Hello and welcome to my first ever blog! I’m Heather and I recently started as one of the TCV Scotland Natural Communities Trainees. During this 12-month programme I’ll be based with the Clyde River Foundation (CRF), a charity which researches and promotes the ecology of rivers within the River Clyde catchment – a huge geographical area covering over 3000km2.
My first few weeks with the CRF have provided insight into their ‘Clyde in the Classroom’ project, a well-established educational project that introduces primary school children to river ecology. Children have the fantastic opportunity of looking after a fish hatchery and caring for and rearing two hundred Brown trout from eggs.
The children are not alone when it comes to learning more about river ecology! I’m therefore looking forward to getting involved with CRF’s river surveys and finding out more about CRIMP (Clyde Riverfly Initiative Monitoring Partnership), CRF’s citizen science project that focuses on monitoring and recording river invertebrate populations – the vital little critters at the bottom of the river (yes, this is the extent of my technical knowledge of river invertebrates at the moment!). Another area of work I’m keen to learn about, and essentially the reason why I’m here (!), is community engagement and, all importantly, how to engage communities with river environments….
So, why is this community engagement role so important to me?
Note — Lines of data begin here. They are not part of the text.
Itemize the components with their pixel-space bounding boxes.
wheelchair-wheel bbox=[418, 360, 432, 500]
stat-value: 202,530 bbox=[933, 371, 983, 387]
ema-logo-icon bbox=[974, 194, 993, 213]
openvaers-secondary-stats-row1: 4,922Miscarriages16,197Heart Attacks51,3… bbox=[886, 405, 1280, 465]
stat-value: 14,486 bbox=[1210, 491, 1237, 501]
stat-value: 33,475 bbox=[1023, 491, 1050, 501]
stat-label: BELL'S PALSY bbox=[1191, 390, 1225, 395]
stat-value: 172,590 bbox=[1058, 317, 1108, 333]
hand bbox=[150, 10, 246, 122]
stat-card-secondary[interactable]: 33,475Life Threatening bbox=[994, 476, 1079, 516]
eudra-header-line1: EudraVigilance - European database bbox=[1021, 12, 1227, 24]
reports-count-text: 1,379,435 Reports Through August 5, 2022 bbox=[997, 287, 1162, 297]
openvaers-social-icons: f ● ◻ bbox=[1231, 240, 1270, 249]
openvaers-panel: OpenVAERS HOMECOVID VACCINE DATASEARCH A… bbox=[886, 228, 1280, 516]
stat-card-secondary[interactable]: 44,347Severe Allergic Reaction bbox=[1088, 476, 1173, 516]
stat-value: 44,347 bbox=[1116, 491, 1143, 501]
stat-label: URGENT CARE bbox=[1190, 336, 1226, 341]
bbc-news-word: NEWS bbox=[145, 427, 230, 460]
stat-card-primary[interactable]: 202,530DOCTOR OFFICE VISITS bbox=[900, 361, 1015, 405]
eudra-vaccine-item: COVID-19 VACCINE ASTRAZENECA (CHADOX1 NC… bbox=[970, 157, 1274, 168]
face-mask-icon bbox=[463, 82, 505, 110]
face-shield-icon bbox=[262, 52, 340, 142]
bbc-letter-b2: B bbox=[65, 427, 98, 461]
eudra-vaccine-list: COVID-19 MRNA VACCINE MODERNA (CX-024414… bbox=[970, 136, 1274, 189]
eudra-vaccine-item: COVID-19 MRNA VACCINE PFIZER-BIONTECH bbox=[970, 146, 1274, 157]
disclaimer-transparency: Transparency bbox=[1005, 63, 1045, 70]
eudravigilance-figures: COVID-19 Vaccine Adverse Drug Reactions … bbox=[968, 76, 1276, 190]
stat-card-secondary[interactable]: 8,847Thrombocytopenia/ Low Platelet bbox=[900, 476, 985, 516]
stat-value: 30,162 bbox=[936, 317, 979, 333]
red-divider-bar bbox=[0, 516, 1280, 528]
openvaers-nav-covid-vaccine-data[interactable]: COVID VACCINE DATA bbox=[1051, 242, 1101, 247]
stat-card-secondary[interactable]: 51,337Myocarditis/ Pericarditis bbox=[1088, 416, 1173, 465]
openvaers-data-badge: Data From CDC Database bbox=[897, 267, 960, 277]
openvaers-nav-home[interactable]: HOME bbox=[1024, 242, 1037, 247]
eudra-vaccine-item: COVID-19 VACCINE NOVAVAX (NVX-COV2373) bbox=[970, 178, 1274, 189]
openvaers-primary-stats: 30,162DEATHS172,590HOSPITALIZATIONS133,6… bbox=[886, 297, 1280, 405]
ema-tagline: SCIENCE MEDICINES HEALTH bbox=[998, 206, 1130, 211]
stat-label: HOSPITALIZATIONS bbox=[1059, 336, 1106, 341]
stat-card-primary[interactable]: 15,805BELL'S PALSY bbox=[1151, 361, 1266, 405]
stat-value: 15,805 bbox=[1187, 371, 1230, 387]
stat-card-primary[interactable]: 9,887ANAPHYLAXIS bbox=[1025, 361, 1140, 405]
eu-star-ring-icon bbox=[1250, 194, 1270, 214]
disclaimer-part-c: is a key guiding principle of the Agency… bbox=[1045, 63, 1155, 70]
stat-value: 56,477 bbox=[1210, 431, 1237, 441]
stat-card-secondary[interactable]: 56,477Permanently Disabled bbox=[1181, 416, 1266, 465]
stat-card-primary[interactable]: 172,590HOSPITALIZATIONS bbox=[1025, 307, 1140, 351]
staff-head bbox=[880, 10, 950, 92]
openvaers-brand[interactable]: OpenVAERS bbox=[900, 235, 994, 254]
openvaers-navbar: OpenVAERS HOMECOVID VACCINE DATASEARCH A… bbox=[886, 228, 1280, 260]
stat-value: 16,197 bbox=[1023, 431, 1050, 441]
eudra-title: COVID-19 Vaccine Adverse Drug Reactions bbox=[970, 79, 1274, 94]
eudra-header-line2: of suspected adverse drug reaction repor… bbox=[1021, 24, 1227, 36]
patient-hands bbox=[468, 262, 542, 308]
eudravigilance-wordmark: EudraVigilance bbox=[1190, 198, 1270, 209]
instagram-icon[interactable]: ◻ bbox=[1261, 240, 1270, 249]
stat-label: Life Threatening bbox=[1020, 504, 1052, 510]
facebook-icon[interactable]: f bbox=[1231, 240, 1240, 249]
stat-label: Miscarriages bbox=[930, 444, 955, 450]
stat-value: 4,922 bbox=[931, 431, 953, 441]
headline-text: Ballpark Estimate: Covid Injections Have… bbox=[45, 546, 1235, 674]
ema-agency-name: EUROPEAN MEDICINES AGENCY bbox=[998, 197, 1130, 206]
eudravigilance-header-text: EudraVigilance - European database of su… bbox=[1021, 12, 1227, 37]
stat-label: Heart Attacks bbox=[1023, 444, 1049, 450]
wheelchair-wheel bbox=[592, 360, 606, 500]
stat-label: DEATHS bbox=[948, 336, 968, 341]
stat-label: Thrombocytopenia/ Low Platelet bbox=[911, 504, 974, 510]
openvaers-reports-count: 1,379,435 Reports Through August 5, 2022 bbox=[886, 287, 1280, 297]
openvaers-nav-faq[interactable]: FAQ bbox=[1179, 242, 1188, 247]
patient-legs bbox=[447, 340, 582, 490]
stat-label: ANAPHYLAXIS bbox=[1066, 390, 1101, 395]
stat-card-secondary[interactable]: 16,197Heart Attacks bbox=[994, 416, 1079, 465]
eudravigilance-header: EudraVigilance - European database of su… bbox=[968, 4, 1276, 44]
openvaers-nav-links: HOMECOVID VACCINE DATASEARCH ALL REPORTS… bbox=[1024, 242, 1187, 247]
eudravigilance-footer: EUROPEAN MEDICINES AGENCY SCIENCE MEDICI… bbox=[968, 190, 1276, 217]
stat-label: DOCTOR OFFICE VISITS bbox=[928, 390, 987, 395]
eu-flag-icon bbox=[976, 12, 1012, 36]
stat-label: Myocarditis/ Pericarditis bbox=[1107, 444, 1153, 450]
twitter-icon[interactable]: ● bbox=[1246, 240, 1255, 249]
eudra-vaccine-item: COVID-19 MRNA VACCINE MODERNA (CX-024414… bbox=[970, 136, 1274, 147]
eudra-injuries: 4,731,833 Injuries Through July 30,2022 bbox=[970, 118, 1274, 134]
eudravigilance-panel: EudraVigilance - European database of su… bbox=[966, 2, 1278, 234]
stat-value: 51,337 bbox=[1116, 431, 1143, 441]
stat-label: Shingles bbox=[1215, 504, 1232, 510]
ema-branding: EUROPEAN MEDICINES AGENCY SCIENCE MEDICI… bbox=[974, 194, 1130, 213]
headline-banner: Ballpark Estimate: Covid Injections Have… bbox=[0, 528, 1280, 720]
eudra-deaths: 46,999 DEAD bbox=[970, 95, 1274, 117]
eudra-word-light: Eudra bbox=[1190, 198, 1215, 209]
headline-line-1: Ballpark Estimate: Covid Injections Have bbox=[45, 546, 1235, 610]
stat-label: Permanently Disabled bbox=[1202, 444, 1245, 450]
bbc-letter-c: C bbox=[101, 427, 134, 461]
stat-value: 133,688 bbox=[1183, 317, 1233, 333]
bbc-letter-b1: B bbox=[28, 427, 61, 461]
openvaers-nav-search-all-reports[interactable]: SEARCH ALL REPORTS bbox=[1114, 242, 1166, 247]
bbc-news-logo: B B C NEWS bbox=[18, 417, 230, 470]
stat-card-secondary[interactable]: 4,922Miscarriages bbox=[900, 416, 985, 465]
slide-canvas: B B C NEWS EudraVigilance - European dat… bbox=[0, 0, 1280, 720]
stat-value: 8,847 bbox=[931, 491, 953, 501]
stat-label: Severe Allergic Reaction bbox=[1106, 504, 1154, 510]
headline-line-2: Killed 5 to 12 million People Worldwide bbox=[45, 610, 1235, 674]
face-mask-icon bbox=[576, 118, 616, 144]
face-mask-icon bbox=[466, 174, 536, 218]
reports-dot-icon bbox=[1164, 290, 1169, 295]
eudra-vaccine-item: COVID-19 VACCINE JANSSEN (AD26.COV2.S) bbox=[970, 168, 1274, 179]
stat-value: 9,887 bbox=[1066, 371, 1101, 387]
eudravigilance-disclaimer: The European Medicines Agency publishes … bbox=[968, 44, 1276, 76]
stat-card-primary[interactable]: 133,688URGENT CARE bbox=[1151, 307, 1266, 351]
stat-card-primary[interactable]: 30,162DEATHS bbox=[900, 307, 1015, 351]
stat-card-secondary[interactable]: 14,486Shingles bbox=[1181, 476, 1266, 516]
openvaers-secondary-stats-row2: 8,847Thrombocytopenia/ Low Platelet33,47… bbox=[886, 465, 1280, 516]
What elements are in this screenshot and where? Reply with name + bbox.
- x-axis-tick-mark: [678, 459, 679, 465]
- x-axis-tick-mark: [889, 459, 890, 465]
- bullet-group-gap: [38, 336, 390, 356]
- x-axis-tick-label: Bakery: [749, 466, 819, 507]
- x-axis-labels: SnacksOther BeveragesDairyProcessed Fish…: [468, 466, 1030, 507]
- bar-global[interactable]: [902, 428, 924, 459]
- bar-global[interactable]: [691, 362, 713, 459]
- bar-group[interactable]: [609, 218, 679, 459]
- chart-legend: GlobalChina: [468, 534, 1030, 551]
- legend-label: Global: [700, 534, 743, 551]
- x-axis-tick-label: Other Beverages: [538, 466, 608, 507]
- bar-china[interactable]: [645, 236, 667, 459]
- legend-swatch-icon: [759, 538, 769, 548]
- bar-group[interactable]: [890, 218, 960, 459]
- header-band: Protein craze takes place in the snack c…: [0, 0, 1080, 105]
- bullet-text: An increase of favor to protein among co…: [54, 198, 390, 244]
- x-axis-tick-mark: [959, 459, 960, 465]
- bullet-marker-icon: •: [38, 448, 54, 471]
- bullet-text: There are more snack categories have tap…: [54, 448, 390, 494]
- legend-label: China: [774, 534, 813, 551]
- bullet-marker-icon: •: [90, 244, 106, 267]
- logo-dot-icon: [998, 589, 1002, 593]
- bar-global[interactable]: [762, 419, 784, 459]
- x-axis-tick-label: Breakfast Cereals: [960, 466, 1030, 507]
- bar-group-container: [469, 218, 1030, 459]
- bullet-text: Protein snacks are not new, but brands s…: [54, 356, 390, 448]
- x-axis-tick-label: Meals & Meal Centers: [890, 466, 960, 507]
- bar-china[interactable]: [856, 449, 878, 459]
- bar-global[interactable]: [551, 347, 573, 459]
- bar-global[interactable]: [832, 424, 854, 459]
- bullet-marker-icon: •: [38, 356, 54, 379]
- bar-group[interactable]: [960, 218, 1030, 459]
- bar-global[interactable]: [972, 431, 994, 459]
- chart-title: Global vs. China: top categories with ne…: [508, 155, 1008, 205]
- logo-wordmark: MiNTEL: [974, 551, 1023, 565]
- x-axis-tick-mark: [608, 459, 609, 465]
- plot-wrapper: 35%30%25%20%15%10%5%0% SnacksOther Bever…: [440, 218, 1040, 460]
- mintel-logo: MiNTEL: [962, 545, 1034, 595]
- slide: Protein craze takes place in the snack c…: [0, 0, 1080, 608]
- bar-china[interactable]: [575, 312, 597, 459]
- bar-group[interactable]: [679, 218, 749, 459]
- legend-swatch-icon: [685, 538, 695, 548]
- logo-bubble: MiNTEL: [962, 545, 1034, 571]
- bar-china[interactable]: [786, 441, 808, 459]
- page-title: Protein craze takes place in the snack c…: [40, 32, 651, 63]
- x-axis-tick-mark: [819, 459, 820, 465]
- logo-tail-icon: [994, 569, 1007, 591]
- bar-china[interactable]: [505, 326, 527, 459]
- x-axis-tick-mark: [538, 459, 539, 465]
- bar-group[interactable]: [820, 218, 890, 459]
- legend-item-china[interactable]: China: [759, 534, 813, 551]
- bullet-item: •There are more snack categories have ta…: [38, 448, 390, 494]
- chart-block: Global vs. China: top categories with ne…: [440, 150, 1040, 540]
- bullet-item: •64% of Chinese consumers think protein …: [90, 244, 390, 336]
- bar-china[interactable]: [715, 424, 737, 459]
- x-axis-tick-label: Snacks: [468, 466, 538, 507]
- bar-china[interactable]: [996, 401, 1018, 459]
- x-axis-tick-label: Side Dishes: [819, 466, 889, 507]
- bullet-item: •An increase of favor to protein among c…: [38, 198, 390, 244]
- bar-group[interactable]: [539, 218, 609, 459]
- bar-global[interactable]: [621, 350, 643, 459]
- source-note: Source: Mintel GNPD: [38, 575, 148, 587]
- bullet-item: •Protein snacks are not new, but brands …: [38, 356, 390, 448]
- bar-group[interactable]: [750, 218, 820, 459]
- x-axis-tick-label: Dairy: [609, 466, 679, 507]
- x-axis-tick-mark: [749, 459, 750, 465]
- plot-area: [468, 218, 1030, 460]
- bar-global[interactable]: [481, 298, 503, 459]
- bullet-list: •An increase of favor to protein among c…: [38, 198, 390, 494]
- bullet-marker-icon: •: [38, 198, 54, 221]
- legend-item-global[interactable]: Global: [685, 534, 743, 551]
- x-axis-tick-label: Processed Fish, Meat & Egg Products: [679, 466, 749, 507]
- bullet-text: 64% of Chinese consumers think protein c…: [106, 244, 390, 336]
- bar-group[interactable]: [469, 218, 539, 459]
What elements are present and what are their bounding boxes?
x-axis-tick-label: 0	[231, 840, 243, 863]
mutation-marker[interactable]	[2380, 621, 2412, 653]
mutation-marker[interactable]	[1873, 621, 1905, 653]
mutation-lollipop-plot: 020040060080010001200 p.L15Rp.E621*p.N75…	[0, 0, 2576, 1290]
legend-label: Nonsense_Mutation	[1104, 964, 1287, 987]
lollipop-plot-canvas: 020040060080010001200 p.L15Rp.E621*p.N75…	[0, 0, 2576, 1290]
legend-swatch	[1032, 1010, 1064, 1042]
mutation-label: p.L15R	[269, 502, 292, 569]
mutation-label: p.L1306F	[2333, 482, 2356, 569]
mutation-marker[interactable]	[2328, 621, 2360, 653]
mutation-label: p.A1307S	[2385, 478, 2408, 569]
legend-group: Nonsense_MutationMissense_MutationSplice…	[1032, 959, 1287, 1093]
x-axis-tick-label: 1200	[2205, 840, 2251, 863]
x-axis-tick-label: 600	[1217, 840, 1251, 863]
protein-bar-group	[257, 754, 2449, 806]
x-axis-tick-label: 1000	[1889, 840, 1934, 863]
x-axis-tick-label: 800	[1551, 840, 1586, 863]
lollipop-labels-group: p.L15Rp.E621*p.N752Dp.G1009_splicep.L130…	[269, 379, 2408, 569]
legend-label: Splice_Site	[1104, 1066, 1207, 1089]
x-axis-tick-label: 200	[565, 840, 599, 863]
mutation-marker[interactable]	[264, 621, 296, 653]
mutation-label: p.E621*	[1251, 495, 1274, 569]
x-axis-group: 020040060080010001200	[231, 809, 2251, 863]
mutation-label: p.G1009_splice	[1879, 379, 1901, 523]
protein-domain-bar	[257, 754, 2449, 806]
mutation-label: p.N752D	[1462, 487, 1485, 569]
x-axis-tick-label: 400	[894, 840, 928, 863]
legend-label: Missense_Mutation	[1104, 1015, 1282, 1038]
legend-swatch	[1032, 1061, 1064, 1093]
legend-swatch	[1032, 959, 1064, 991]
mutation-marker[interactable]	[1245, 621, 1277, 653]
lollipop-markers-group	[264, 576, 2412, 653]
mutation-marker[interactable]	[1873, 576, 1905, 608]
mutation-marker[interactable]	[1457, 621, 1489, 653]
Without going into too much depth, my passion for the environment and belief that we all have a responsibility to protect the environment led to me making a change in career direction and pursuing a BSc in Conservation Biology and Ecology. Environment conservation issues were always of interest during my degree course, but I became increasingly aware that the ability to share my knowledge of such issues, at a time when humans are becoming increasingly disconnected from the environment, would be fundamental to helping re-engage people with our fantastic natural environment.
Therefore, regardless of whether it’s the rill in the Lowther Hills or the waters of lower courses of the River Clyde passing through Glasgow; I’m eager to get stuck into this role and look forward to engaging communities with their local river, stream, burn, beck, watercourse, brook, creek, rill (or whatever they want to call it) over the next 11 months!